As for the concrete case; the party to the contract dated 04.05.2006 is the plaintiff and the defendant … and the contract has been duly arranged. The plaintiff requested the cancellation and registration of the title deed based on the sales promise agreement, the defendant … put forward the statute of limitations def, the court decided to dismiss the case on the grounds that the statute of limitations had expired.
An important issue is what the start date of the statute of limitations will be in resolving the dispute. in accordance with the real estate sales promise agreement dated 04.05.2006, it is also accepted by the court that the ownership of the real estate subject to the lawsuit has been transferred to the plaintiff, and the plaintiff has continued its ownership without dispute until the date of the lawsuit. As long as the possession continues, there is no mention that the statute of limitations has expired.
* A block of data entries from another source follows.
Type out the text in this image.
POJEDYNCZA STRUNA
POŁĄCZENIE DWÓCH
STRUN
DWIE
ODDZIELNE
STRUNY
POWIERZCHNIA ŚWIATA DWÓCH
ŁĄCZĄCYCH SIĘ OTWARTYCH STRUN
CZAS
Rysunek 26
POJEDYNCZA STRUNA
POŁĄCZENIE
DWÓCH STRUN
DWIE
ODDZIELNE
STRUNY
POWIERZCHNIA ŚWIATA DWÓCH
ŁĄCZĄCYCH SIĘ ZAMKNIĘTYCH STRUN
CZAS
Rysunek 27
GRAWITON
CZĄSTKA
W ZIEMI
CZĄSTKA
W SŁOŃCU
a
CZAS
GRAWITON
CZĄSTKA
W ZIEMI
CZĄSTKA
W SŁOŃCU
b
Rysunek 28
As a result, it is not right to decide to reject the case with a bet because the statute of limitations has expired.
In that case, while a decision should be made by examining the merits of the work by the court, it was not considered correct to make a decision in writing with a erroneous assessment, and the decision should be overturned for these reasons.
CONCLUSION: The rejection of all appeals of the plaintiff’s attorney for the case in the main case for the reasons described in paragraph 1) above, the acceptance of appeals for the reasons described in paragraph 2), the refund of the fee received in advance to the depositor, the correction of the decision within 15 days from the notification of the decision, was decided unanimously on 07.04.2021, with a clear way to correct the decision, for the acceptance of appeals for the reasons described in paragraph 2).